I may meow to- you if you're- worthy
Purred: Mon Jul 22, '13 10:49am PST 
Is he neutered? What are your vet's thoughts? I have used Feliway plug ins which are more effective than the collars. Also Bach's Rescue Remedy drops. I have read about other cats using that & it has helped them. I would work closely with your vet on this, it maybe that is what kitty needs to feel better.

Mr.- Fitzpatrick- Bubbles

Purred: Tue Jul 23, '13 7:20pm PST 
Thank you! The vet's doesn't seem to think it's a problem, for some reason... that's why I'm seeking advice in other quarters! I'll definitely look into the plugins and Rescue Remedy.

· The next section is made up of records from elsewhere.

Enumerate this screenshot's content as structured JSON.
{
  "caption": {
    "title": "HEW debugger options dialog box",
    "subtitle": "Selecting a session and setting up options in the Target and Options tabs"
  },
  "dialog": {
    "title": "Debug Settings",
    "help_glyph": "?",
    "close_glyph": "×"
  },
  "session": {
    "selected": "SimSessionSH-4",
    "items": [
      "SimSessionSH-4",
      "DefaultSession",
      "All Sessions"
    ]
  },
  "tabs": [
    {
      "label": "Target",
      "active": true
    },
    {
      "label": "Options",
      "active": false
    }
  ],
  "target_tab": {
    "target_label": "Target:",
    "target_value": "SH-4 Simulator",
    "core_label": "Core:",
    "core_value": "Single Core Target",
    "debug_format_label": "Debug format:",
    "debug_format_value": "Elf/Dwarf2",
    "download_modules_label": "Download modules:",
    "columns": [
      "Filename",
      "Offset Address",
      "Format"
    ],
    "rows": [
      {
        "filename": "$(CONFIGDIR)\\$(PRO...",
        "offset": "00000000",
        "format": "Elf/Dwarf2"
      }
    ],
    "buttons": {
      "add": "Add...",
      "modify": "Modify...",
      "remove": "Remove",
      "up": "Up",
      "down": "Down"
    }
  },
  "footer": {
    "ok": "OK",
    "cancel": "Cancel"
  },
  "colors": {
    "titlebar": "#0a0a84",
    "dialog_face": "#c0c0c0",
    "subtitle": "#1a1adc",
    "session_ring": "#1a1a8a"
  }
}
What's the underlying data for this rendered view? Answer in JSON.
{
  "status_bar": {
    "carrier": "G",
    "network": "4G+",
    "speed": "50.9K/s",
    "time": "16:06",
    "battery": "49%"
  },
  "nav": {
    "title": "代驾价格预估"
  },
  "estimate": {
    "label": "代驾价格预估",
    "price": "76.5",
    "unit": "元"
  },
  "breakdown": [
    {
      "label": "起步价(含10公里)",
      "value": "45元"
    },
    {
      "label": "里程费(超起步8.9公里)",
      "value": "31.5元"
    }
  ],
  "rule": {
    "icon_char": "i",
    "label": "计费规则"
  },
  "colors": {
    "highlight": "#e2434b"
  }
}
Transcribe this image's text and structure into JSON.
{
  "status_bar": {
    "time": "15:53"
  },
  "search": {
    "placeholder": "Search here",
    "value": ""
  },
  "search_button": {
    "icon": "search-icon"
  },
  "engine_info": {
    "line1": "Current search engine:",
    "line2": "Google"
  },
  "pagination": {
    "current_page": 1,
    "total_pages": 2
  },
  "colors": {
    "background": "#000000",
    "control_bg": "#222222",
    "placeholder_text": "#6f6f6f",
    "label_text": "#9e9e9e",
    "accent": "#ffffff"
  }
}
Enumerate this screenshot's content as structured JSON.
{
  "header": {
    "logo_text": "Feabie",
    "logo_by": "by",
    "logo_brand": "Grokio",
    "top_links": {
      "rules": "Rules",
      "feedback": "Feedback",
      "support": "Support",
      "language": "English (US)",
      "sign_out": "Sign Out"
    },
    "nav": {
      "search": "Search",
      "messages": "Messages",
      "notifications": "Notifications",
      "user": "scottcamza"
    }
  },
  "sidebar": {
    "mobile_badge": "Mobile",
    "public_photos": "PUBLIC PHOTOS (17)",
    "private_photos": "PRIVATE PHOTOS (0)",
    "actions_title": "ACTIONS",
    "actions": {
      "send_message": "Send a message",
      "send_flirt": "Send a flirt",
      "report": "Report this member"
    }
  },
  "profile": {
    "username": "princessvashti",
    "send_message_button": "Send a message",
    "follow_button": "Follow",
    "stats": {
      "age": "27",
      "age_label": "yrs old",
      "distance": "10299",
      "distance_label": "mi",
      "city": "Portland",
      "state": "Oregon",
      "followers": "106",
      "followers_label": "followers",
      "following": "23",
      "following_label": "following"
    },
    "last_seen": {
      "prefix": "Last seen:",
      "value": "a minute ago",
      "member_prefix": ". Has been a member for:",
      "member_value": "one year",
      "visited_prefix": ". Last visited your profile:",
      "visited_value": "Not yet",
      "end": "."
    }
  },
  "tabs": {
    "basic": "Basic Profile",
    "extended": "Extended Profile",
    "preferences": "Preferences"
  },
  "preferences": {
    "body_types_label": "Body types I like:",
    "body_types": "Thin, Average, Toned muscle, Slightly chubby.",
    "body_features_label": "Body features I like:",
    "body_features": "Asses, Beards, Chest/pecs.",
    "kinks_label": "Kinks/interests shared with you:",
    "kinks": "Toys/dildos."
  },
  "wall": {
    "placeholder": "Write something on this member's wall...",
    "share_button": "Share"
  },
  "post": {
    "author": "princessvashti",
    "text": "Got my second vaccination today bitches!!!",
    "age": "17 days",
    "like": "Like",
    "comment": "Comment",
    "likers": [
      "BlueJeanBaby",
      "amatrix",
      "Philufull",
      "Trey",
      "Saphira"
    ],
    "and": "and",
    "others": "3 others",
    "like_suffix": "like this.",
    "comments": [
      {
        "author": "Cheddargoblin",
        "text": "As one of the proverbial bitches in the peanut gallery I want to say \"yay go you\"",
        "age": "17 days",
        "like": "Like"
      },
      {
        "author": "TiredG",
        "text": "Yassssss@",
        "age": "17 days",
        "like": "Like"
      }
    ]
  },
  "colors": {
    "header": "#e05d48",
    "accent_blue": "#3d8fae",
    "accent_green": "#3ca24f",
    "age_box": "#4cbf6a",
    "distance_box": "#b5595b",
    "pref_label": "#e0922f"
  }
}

World's Best- Kitten- Socializer
Purred: Wed Jul 24, '13 8:32am PST 
I'm a big fan of the Feliway diffusers. Also, have you tried wearing this cat out with play? Use wand toys to avoid any more bloodshed, but if you can get this cat to play really hard a couple of times a day (and especially right before bed), he'll be too tired to be aggressive. He'll also sleep through the night. About an hour before bed, play with him for as long as he can go (obviously an 11 year old cat won't play as hard or for as long as a kitten), then give him some canned food. He will eat, groom, then sleep for quite a while. Play with him again in the morning, then repeat the feeding ritual for breakfast. Hopefully you'll see an improvement in his behavior (and the level of scarring on your hands).